Siap-siap! Pegawai Otorita Pindah ke IKN Mulai Maret 2025

JAKARTA – Kepala Otorita Ibu Perkotaan Nusantara (OIKN) Basuki Hadimuljono mengatakan, pegawai atau ASN Badan Otorita akan mulai pindah kantor seluruhnya pada bulan Maret 2025 mendatang.
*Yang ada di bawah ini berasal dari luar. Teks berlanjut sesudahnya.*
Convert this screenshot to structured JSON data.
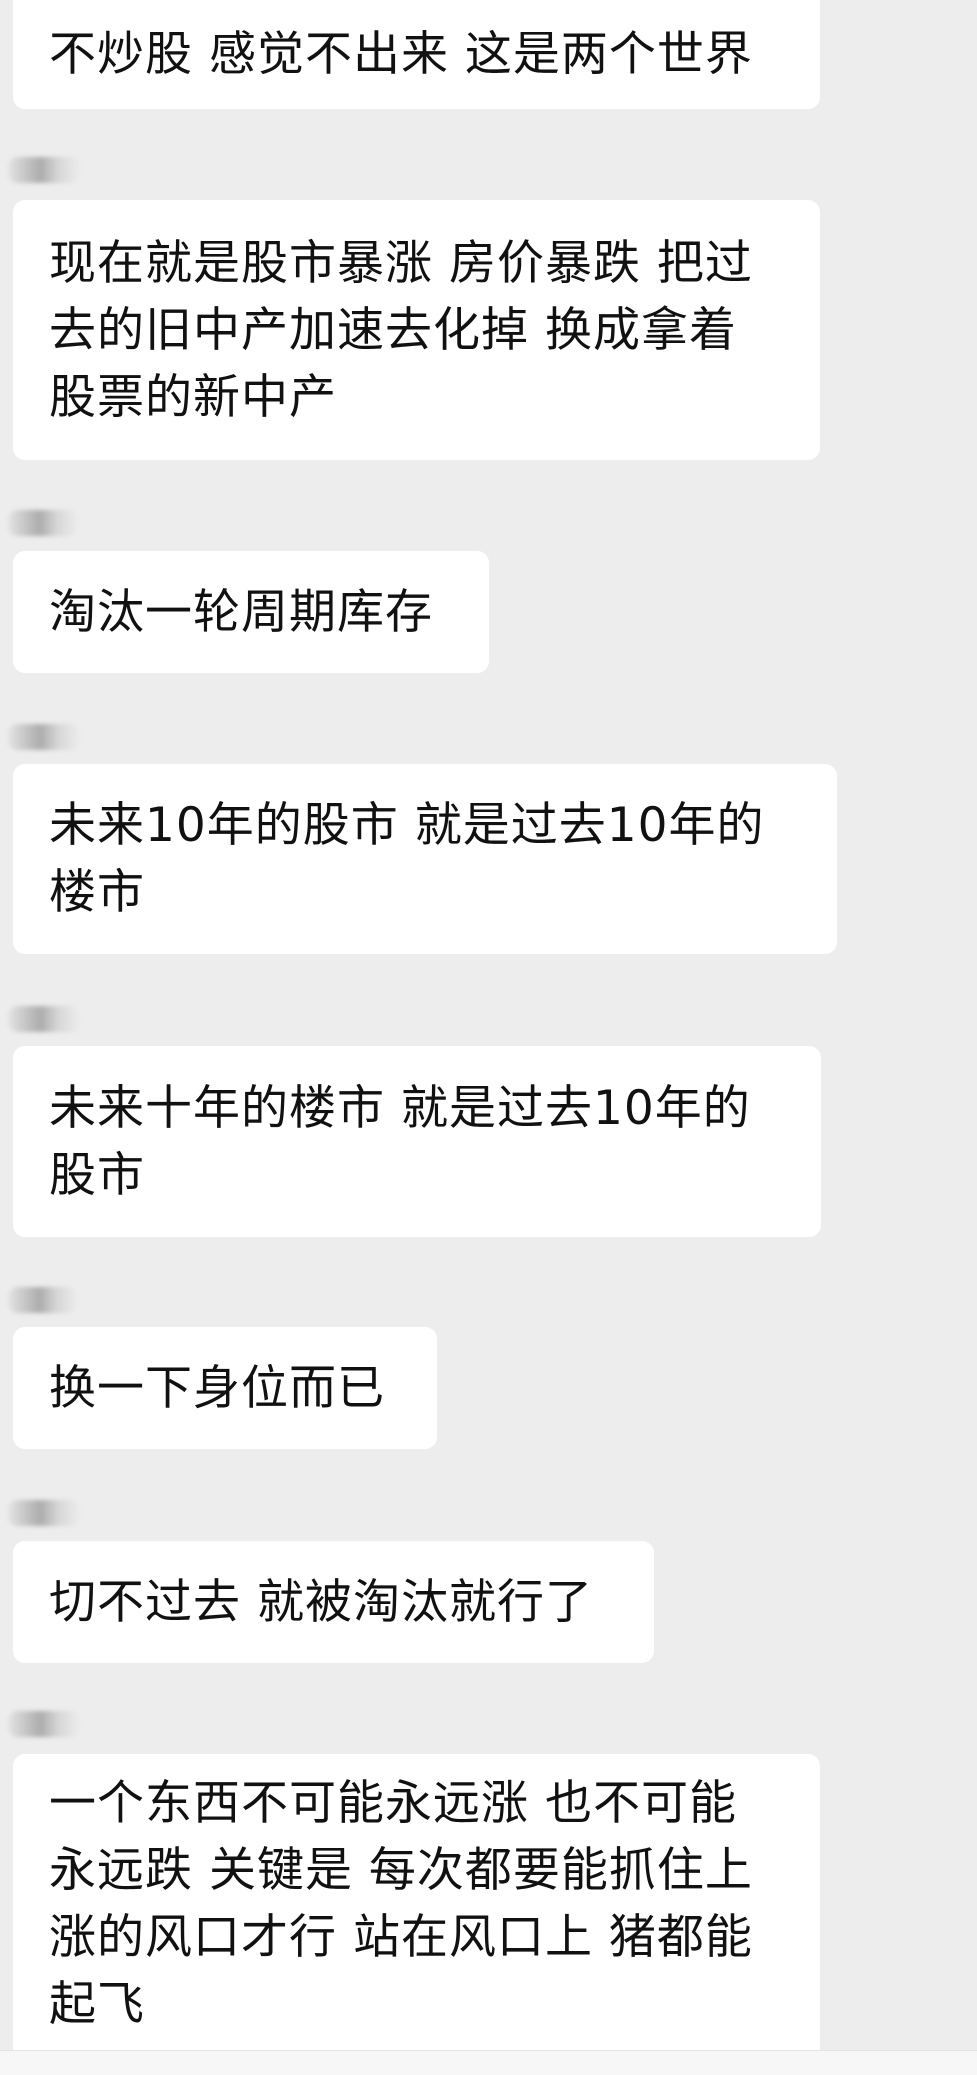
{
  "messages": [
    {
      "text": "不炒股 感觉不出来 这是两个世界",
      "sender": ""
    },
    {
      "text": "现在就是股市暴涨 房价暴跌 把过\n去的旧中产加速去化掉 换成拿着\n股票的新中产",
      "sender": ""
    },
    {
      "text": "淘汰一轮周期库存",
      "sender": ""
    },
    {
      "text": "未来10年的股市 就是过去10年的\n楼市",
      "sender": ""
    },
    {
      "text": "未来十年的楼市 就是过去10年的\n股市",
      "sender": ""
    },
    {
      "text": "换一下身位而已",
      "sender": ""
    },
    {
      "text": "切不过去 就被淘汰就行了",
      "sender": ""
    },
    {
      "text": "一个东西不可能永远涨 也不可能\n永远跌 关键是 每次都要能抓住上\n涨的风口才行 站在风口上 猪都能\n起飞",
      "sender": ""
    }
  ],
  "colors": {
    "background": "#ededed",
    "bubble": "#ffffff",
    "text": "#111111"
  }
}
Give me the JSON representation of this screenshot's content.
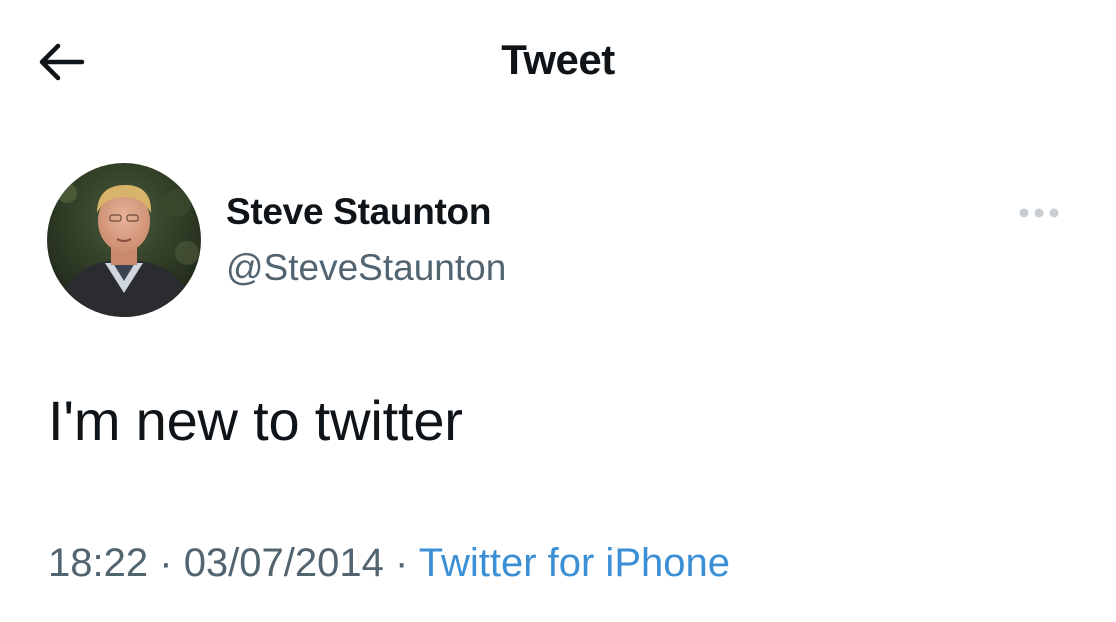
{
  "header": {
    "title": "Tweet",
    "back_icon": "arrow-left-icon"
  },
  "tweet": {
    "author_name": "Steve Staunton",
    "author_handle": "@SteveStaunton",
    "avatar_icon": "avatar-photo",
    "more_icon": "more-horizontal-icon",
    "text": "I'm new to twitter",
    "time": "18:22",
    "separator": "·",
    "date": "03/07/2014",
    "source": "Twitter for iPhone"
  },
  "colors": {
    "text_primary": "#0f1419",
    "text_secondary": "#536471",
    "link": "#3b8fd4",
    "more_icon": "#c9ced3"
  }
}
Basuki menjelaskan, skema pemindahan ASN ini akan menjadi yang mana perdana dibandingkan dengan Kementerian/Lembaga lain.
Tujuan pemindahan ASN OIKN sendiri diharapkan dapat menyebabkan para ASN bisa saja tambahan fokus untuk memulai pembangunan IKN. “Selama ini kantor kita ada 3 tempat, di area Jakarta, Balikpapan, kemudian IKN. Tapi mulai Maret kita akan pindahkan semua ke sana, supaya fokus untuk konstruksi IKN kedepan,” ujar Basuki pada Raker sama-sama Komisi II DPR RI, Rabu (12/2/2025).
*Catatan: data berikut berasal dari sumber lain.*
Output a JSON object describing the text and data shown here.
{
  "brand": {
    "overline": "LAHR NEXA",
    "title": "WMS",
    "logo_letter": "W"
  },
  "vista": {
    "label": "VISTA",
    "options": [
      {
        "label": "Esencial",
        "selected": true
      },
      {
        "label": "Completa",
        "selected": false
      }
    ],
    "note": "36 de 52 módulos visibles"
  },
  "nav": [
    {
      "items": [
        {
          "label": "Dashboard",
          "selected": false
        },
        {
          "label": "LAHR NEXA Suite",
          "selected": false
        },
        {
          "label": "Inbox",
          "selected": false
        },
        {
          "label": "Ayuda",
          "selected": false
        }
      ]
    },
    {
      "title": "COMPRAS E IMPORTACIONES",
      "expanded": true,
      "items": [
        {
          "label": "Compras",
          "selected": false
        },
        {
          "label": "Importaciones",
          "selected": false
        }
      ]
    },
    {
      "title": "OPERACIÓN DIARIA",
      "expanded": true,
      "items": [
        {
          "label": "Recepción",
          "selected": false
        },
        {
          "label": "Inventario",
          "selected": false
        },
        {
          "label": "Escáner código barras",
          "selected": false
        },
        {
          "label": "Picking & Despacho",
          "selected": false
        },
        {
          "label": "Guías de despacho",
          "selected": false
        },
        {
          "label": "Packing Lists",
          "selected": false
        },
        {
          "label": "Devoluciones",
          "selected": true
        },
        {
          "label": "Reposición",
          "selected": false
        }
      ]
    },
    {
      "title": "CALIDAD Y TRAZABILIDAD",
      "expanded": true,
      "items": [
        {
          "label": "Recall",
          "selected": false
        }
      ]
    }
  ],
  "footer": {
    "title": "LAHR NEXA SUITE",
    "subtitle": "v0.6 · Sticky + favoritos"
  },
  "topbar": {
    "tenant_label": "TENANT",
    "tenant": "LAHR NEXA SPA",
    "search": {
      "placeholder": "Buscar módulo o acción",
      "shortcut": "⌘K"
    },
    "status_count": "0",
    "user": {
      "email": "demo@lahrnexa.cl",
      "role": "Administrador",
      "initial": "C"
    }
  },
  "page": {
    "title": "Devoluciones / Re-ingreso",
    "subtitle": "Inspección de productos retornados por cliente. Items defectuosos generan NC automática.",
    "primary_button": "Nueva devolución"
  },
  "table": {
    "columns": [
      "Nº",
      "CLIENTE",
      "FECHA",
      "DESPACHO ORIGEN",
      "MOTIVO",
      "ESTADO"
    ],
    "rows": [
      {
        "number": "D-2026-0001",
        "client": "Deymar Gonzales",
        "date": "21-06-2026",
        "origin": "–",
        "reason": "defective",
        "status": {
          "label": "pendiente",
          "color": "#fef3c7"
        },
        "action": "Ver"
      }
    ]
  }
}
Lebih lanjut, Mantan Menteri Pekerjaan Umum dan juga Perumahan Rakyat (PUPR) mengungkapkan pemindahan kantor ASN ke IKN ini juga sejalan dengan rampungnya pembangunan kantor baru OIKN. Targetnya, proses pembuatan yang disebutkan dapat rampung pada akhir bulan Februari ini.
“Kantor OIKN, sudah ada selesai bulan ini, kami akan programkan seluruh kegiatan OIKN akan ada dalam IKN, dan juga seluruh pegawai Otorita akan pindah ke IKN,” tambahnya.
Disamping itu, Basuki melaporkan ketika ini proyek Ibukota baru itu juga telah dilengkapi oleh hunian khusus untuk para ASN, TNI/Polri, hingga rumah jabatan menteri.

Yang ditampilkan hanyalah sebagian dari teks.